La lutte radicale des révolutions de 1893 et 1905 ainsi que le mécontentement social exprimé lors des nombreuses grèves, pousseront le secteur de la classe dominante à organiser une réforme électorale qui calmera les esprits et qui fit évoluer la chose politique de la rue au parlement. En 1912, le vote secret et obligatoire est instauré. Le radicalisme arrive au gouvernement et les radicaux vont diriger le pays de 1916 à 1930. La participation citoyenne grandit, la société se démocratisa, le pétrole fut nationalisé et les premières universités virent le jour. Malgré tout, cette période ne fut pas exempte de conflits sociaux concernant les conditions de vie difficiles des travailleurs.
Certaines manifestations, comme la Semaine Tragique (ou celle de Patagonie) ont été durement réprimée. Des milliers de personnes furent emprisonnés et des centaines de manifestants furent tués. En 1930, un nouveau coup d’Etat eut lieu avec à sa tête les généraux Uriburu et Agustin P., tous deux soutenus par les groupes politiques conservateurs. C’est à ce moment que reviendront la fraude électorale et l’exclusion politique des masses. En 1933, l’Argentine signa avec l’Angleterre le pacte Roca-Runciman qui augmenta considérablement la dépendance argentine à ce pays. Se succédèrent alors plusieurs gouvernements conservateurs jusqu’en 1943 qui bénéficièrent les secteurs et les familles les plus riches de la société argentine.
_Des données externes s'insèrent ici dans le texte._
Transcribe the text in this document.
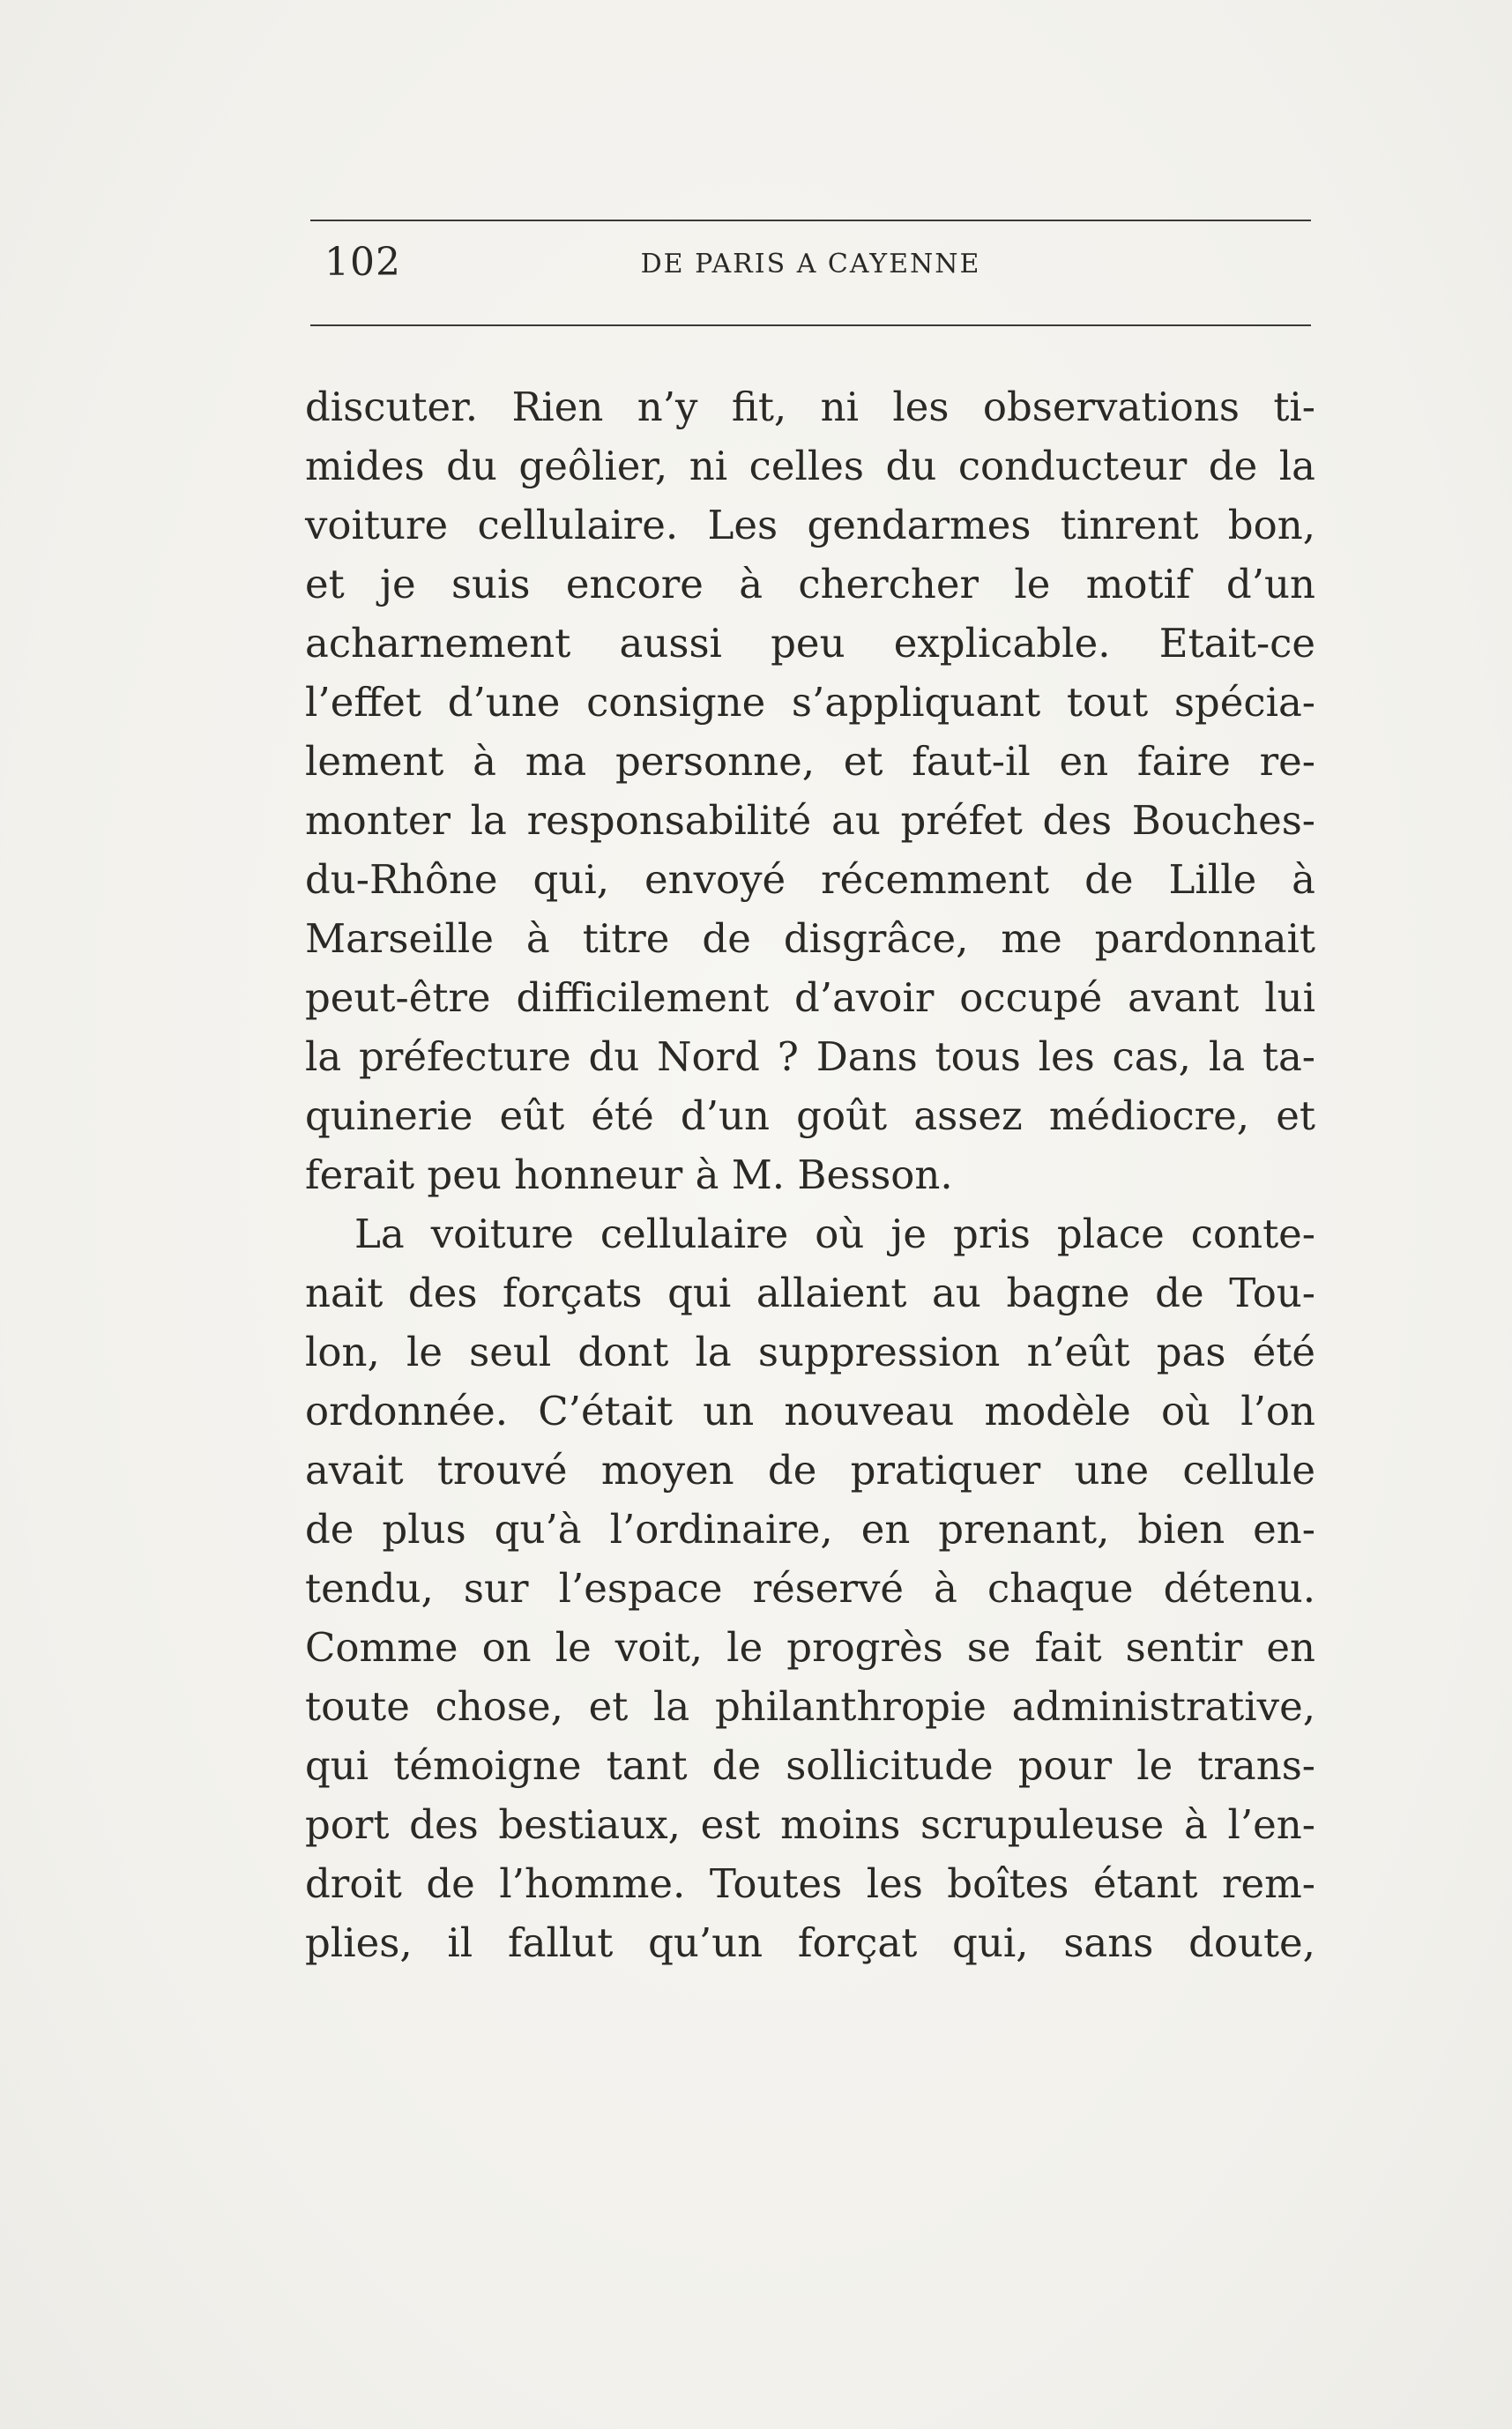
102	DE PARIS A CAYENNE
discuter. Rien n’y fit, ni les observations ti-
mides du geôlier, ni celles du conducteur de la
voiture cellulaire. Les gendarmes tinrent bon,
et je suis encore à chercher le motif d’un
acharnement aussi peu explicable. Etait-ce
l’effet d’une consigne s’appliquant tout spécia-
lement à ma personne, et faut-il en faire re-
monter la responsabilité au préfet des Bouches-
du-Rhône qui, envoyé récemment de Lille à
Marseille à titre de disgrâce, me pardonnait
peut-être difficilement d’avoir occupé avant lui
la préfecture du Nord ? Dans tous les cas, la ta-
quinerie eût été d’un goût assez médiocre, et
ferait peu honneur à M. Besson.
La voiture cellulaire où je pris place conte-
nait des forçats qui allaient au bagne de Tou-
lon, le seul dont la suppression n’eût pas été
ordonnée. C’était un nouveau modèle où l’on
avait trouvé moyen de pratiquer une cellule
de plus qu’à l’ordinaire, en prenant, bien en-
tendu, sur l’espace réservé à chaque détenu.
Comme on le voit, le progrès se fait sentir en
toute chose, et la philanthropie administrative,
qui témoigne tant de sollicitude pour le trans-
port des bestiaux, est moins scrupuleuse à l’en-
droit de l’homme. Toutes les boîtes étant rem-
plies, il fallut qu’un forçat qui, sans doute,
En 1943, des militaires nationalistes prirent le pouvoir et installèrent le colonel Juan Domingo Perón qui focalisa sa politique sur l’amélioration de la législation social et du travail (congés payés, pensions, tribunaux du travail). Le soutien populaire au gouvernement de Perón l’aidera à remporter les élections en 1946. Perón assumera deux présidentielles et limitera le pouvoir de l’opposition et de la presse. Par ailleurs, il mènera une politique qui encouragea le développement industriel, la politique de l’emploi, les communications et les transports. Sa femme, Eva Perón s’occupa, elle, de la politique sociale, au travers de la construction d’hôpitaux, d’écoles, de foyers pour enfants et personnes âgées et de soutien économique aux secteurs les plus pauvres.
En 1955, un nouveau coup d’Etat fit chuter Perón. Ce dernier s’exila. A partir de cette année et jusqu’en 1973, les péronistes ne purent plus voter pour leur parti. Durant cette période deux présidents civiles assumèrent le pouvoir, Arturo Frondizi jusqu’en 1962 et Arturo Pilla jusqu’en 1966. Tous deux tentèrent de favoriser le développement nationale et de mettre fin à la proscription du péronisme. Ces deux gouvernements seront renversés par deux nouveaux coups d’Etat. Le renversement de 1966, appelé la Révolution Argentine, durera sept ans jusqu’au moment où la pression populaire, le mécontentement social et les mouvements de guérillas obligeront les militaires à organiser des élections en mars 1973. Durant ce scrutin, le candidat péroniste, Hector Cámpora, fut élu. Le péronisme resta au pouvoir de 1973 à 1976 avec quatre présidents. Ceux-ci reprirent les mesures sociales initialement appliquées durant la première période du péronisme. Toutefois, les conflits internes du mouvement péroniste et de la guérilla, ainsi que la crise économique de 1973, vinrent compliquer les choses. La mort de Perón en 1974 et l’incapacité de sa successeur Isabel Perón à assumer la direction du pays aggraveront la situation. La crise économique et politique devint le prétexte idéal pour un nouveau coup d’Etat.
La dictature militaire dirigea l’Argentine de 1976 à 1983 avec l’appui des grands groupes économiques nationaux et le financement des groupes bancaires internationaux et des organismes internationaux de crédit comme la Banque Mondiale et le FMI. Durant cette période, on assista à la mort et à la disparition de milliers de personnes. Des centaines d’Argentins choisirent l’exil. L’armée argentine fut en outre renversée durant le conflit des Iles Malouines et la dette externe fut multipliée par cinq. Une grande partie de système de production nationale sera détruit et les entreprises publiques iront à la faillite à cause de la corruption des dirigeants.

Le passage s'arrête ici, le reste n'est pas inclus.